Pearton recently co-authored an open access Perspective article published in the ECS Journal of Solid State Science and Technology, “Opportunities and Future Directions for Ga2O3,” discussing the potential for Gallium Oxide to surpass conventional semiconductor materials, emphasizing its capability to handle extremely high power applications. ECS’s Perspective articles provide a platform for author’s to offer insight into emerging or established fields.
Currently, Silicon Carbide and Gallium Nitride are the two most common materials used to develop commercial semiconductors. Both materials display promising properties, such as high dielectric strength, high operating temperature, high current density, high speed switching, and low on-resistance. While semiconductors developed from these materials are sufficient for most current electronic and energy applications, emerging technology may demand materials with even higher voltage-handling capabilities.

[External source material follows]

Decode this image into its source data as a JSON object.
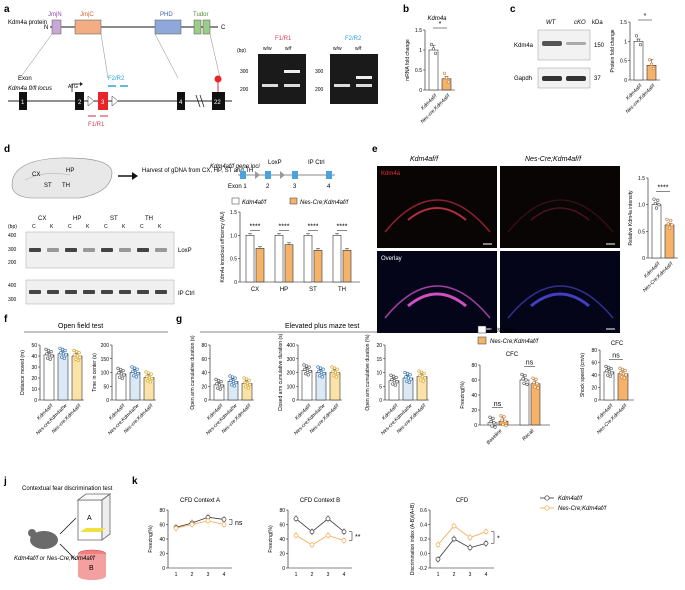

“As new sources of energy are explored – wind, tides, bio-fuels – the need increasingly arises for ever more efficient controlling systems to link the power into our power grids for distribution to the user,” Pearton says. “Wide bandgap semiconductors, with their higher power and temperature capabilities, and hence efficiency, creates the next generation of power control systems that will make these new sources viable.”
For Pearton and his co-authors, Gallium Oxide shows the most potential to enable the semiconductors that could make those future systems successful. But first, researchers must work to overcome some of the material’s challenges.
“There are still major challenges ahead, such as trying to overcome the relatively low thermal conductivity of Ga2O3,” Pearton says, “which makes it difficult to remove heat from the devices as they operate at high powers, increase the size of available wafers of this material, and lower the cost.”